AN ANTHOLOGY OF THOUGHT & EMOTION... Un'antologia di pensieri & emozioni
הידע של אלוהים לא יכול להיות מושגת על ידי המבקשים אותו, אבל רק אלה המבקשים יכול למצוא אותו

Saturday 30 March 2019

JEWISH RITUAL — 4.2 (Tefillin)

TEFILLIN: MY OWN EXPERIENCE
Rabbi Kerry M. Olitzky

While the practice of putting on tefillin has been part of the (solely) male Jewish experience for many generations, tefillin were not a constant part of my own life. My traditional grandfathers used them daily—they were even buried with them. My own father used tefillin as a young adult, but I have no recollection of ever seeing him put them on.

My own daily spiritual practices grew as I passed into adulthood, but tefillin remained foreign to me. Nonetheless, I purchased for each of my sons a pair of tefillin for their bar mitzvah (a Jewish rite of passage for thirteen-year-old boys), gifts brought back from annual trips to Israel. I wanted them to have this ritual opportunity that had passed me by in my youth. Something deeply embedded in my soul yearned for expression through tefillin, though I did not know how to articulate it and did not realize that I could give it voice by simply putting them on. Instead, like so many other things we do as parents, I tried to express myself vicariously through my children.

And then my boys, prompted by their involvement in our local synagogue youth group and the conventions and trips in which they participated, started getting up early each day to put on tefillin before going to school. There was no internal debate, no one there to question their motives or practice. Sleepily, they would wake early and lovingly wrap these leather straps around their young and innocent arms and heads as inoculation against the world's callousness. I pretended to pass their rooms each morning for different reasons, but the real reason remained the same: I was taken by the expression on their faces that accompanied their daily practice. Tefillin helped center the roller-coaster ride of adolescence that they endured each day. "Perhaps it might help center me as well," I thought. So, one morning, I added the practice of tefillin to my daily morning routine.

It was awkward at first. I knew the rules and the how-to of the wrapping technique. I knew the laws and texts. But they had become somewhat irrelevant. I knew that routines take time to develop and I had to work out my own. Like new physical exercises that are peculiar at first, the fluidity of this practice was slow in coming, so I worked at it each day, carefully binding myself in the leather straps and prayer boxes, concentrating and focusing, avoiding the distractions of the emerging day. In some ways, these first days of laying tefillin were among the most honest ritual practices in which I have ever engaged. The practice of tefillin demanded my attention, for it did not come naturally or easily. I could not multitask as I did it or do it half-heartedly. After all, I was attempting to make contact with God.
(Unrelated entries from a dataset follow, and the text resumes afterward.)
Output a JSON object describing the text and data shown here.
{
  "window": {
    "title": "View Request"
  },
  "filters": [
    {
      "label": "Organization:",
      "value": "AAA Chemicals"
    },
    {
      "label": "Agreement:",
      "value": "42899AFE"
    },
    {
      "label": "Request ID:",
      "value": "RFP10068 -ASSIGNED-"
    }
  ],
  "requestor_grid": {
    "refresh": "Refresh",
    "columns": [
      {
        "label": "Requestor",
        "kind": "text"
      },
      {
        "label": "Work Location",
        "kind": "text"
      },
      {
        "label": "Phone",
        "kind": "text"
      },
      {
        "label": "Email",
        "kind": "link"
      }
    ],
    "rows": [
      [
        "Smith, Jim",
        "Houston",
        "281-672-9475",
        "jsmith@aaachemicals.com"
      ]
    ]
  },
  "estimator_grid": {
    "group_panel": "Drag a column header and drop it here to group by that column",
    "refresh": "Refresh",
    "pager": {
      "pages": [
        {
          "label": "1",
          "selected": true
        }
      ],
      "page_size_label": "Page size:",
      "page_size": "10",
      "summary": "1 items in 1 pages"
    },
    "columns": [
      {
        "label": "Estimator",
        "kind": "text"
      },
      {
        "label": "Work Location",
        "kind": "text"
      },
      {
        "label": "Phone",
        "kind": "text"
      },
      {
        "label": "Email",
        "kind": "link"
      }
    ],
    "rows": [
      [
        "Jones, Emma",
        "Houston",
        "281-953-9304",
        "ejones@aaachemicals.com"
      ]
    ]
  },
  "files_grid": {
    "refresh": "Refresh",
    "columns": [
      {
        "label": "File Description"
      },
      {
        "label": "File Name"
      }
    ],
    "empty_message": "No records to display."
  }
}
After my morning prayers are finished and I remove the tefillin, telltale signs of the practice are left behind—reddened skin indentations on the arm and forehead, and a messy head of hair. But these are not disconcerting. Rather, I find these signs comforting as I look in the mirror and finish the process of readying myself for the day. I am proud of these marks, and I sometimes look for them on others as I encounter them on my way to work. This may remind Christians of the feeling they have following Ash Wednesday service, when they have ash on their foreheads and wonder "Should I wash it off, or am I supposed to leave it there all day?" In a similarly physical way, through my tefillin practice I remind myself daily of God's presence in my life, the nearness of the Divine, and the inspiration and guidance that I constantly seek.

Each morning I get up, get mostly dressed, and put on my tallit (prayer shawl) and tefillin before finishing my morning routine and rushing off to work. Sometimes I get up a little earlier, stow my tallit and tefillin in my briefcase, and make a stop at a neighborhood synagogue or one near my office for morning prayers. I also keep a set of tefillin in my office, which is particularly helpful in winter, when I often get to my office before the sun is up. As personal as the practice of tefillin is for me, I often yearn for a greater sense of community. I feel better when I join with others in a practice that makes me feel like a disciplined Jew. And I get particular joy from helping a new person who has joined us, awkwardly struggling with the practice, not wanting to ask for help or appear unsure about what to do.

So I gain a significant measure of spiritual fulfillment through my discipline. In an odd sort of way, it is a feeling similar to the one I get after forcing myself on the treadmill each evening, knowing how much better I will feel at the end of my workout, even if I dream up lots of excuses not to do it in the first place.